Not all movies make a profit. Big successes pay for a lot of flops, and a big success can often be turned into a profitable sequel.
Making a good movie is hard, and a lot of good movies don’t sell super well either. So there’s really no way to only make good winners. It’s a risky biz.
Given all that there’s a lot of pressure to release a lot of content. Sometimes questionable movies turn out to be big hits. A flop is still payroll for actors and other professionals in the industry, and theaters need something to show every day of the week.
First, “bad” is a subjective evaluation.
For example, *you* may not enjoy or look forward to all the low-budget horror movies that are made (and there are a *lot* made), but there is a particular segment of horror fans that do.
Those films don’t have to be blockbusters; they just have to make enough profit from their niche audience to please their financial backers.
Second, from a distributor perspective, a studio is willing to fund the distribution and release of lot of these low-budget movies — particularly in genres like horror and action of sci-fi and to a lesser extent comedy or romance — because even if a bunch of them wind up not making significant money (or even losing money) for the studio that distributes them, 1 out of every 100 is going to turn out to be a surprise blockbuster. There are lots of examples like that returns 50 times or 100 times or a 1000 times its budget, like *Get Out* or *My Big Fat Greek Wedding* or *The Terminator.*
But there’s one particular low-budget film I’m thinking of that had no movie stars and was the 3rd feature film from a director whose 2nd film was one of the biggest flops in cinematic history. The early buzz on this particular film was *so* bad that theaters wouldn’t agree to run it. The studio had to literally *blackmail* theaters into showing it — telling them they couldn’t have the summer’s projected blockbuster unless they also put this low-budget flick on screens — because if they hadn’t, the studio wouldn’t have made anything back at all.

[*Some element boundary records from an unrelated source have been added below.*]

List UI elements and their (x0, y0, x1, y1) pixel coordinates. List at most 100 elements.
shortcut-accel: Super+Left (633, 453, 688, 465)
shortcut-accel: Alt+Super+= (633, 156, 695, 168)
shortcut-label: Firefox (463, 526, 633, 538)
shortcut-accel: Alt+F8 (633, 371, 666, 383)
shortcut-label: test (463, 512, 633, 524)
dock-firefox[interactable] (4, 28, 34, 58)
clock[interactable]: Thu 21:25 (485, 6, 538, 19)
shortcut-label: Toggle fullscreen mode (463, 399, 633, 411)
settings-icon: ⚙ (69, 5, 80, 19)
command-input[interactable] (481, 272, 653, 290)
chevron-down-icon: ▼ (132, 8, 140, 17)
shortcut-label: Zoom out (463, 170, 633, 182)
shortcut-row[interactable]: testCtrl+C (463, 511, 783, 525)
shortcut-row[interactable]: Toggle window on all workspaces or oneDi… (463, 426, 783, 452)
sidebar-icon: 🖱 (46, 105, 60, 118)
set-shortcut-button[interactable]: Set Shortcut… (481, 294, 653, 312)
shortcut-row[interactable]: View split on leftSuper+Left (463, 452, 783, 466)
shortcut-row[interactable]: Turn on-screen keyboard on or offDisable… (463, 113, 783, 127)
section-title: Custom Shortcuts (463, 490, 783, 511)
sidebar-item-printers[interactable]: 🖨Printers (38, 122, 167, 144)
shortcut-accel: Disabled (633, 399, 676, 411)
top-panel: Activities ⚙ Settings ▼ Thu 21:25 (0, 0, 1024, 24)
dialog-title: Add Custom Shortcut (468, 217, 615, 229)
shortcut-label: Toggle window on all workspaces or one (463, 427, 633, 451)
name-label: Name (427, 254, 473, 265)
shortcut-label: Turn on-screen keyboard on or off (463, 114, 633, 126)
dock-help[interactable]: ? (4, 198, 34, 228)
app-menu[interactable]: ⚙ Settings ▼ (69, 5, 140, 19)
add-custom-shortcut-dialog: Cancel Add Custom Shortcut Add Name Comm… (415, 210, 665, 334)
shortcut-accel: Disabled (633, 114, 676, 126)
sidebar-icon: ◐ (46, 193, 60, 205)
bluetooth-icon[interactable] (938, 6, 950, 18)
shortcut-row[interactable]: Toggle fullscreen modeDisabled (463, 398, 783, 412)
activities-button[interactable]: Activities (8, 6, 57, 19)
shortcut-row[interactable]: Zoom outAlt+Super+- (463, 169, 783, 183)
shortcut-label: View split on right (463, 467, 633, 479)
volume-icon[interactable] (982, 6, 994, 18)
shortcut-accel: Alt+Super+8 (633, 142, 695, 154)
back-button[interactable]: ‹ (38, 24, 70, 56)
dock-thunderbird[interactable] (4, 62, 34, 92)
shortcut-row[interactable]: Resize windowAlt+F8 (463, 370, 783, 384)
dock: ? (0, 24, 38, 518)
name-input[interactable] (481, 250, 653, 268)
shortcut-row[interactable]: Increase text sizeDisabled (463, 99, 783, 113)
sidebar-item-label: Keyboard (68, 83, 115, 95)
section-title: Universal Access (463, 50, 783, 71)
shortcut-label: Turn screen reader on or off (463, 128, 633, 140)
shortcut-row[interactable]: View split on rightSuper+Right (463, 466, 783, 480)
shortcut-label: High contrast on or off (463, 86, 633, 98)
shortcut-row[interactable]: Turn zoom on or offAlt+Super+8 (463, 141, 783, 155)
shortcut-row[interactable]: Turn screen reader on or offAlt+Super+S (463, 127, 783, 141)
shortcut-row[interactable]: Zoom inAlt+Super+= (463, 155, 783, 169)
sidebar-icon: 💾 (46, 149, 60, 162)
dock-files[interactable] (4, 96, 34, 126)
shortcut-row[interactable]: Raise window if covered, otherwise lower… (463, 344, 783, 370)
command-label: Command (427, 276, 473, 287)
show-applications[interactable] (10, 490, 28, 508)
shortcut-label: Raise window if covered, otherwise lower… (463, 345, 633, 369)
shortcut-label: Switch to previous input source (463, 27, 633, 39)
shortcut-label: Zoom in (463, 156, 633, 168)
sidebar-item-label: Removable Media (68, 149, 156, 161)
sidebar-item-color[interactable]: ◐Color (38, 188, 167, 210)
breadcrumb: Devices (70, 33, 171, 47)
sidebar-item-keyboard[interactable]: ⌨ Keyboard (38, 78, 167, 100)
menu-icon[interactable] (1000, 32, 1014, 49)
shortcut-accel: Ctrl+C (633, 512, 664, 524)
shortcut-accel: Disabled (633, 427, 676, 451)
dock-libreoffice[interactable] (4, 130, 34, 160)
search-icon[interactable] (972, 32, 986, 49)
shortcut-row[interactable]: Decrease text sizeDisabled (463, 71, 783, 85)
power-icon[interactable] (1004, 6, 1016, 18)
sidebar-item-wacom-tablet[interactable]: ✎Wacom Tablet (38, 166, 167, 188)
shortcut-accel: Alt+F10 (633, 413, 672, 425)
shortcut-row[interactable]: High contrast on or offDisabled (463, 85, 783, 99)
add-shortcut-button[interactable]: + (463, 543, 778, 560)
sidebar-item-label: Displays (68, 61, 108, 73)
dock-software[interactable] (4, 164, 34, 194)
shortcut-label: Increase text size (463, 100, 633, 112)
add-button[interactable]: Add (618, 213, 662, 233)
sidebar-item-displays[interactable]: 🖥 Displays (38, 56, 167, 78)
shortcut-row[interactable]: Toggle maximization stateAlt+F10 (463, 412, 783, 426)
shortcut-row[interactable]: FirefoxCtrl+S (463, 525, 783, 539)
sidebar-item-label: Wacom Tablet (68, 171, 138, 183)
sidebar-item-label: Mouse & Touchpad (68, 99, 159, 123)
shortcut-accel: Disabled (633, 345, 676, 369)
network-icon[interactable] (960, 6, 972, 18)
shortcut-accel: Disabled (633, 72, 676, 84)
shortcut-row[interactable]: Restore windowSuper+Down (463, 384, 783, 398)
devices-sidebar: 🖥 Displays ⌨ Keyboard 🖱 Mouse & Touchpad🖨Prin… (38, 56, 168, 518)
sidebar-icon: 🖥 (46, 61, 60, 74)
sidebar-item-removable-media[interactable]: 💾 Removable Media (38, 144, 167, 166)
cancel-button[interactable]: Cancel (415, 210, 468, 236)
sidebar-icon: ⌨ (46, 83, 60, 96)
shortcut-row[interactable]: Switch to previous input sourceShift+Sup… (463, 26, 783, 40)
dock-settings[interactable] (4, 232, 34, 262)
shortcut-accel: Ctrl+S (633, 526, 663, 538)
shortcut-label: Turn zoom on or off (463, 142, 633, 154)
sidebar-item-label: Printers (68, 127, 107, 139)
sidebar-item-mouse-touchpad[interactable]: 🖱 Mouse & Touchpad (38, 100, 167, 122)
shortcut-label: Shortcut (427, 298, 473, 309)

That little low-budget sci-fi film that everyone thought was destined for the trash heap was called *Star Wars*, and it went on to become the second-highest grossing film of all time and spawned a multimedia and merchandise franchise that’s worth tens of billions of dollars.
When *Star Wars* was released, George Lucas only had made two films, and, one, *THX-1138*, was a *massive* flop that the studio, Warner Brothers, lost money on. *Star Wars* had zero stars attached, except Alec “Obi-Wan” Guiness who wasn’t exactly well-known among the target audience. The pre-release buzz was so bad that few theaters were willing to put *Star Wars* on screen. 20th Century Fox feared Lucas had another *THX-1138*-level flop on his hands and, like Warner Bros. before them, they wouldn’t make *any* money back. So Fox conconcted a plan to force theaters into putting *Star Wars* on screens: Fox wouldn’t let theaters have *The Other Side of Midnight* — expected by everyone to be the big summer hit because it was based on a #1 best-selling novel — unless they *also* signed an agreement to show *Star Wars* on their screens. (Of course, no one even remembers *The Other Side of Midnight* — I remembered Fox had blackmailed theaters into showing *Star Wars*, but even I had to look up the film that they thought would be the hit.)
*Star Wars* opened meagerly; it did just okay, and the star-studded *Smokey and the Bandit* won the summer film crown. But . . . *Star Wars* gained momentum over time through word of mouth and drew more and more crowds. And then more crowds. And then *more* crowds. And … well, you know the rest.
TL;DR: what one person thinks is bad or good is a *really* atrocious measure of success.
It’s called “Spray and Pray”. They shit out content like shit through a goose to completely saturate the market. The sheer amount of population in the world that is unsuspecting if the content is good or simply don’t care is enough to make a profit overall. Some stuff makes money, some stuff doesn’t, but overall the companies makes money. Most of the content we’re exposed to is owned and distributed by a handful of massive media conglomeratea.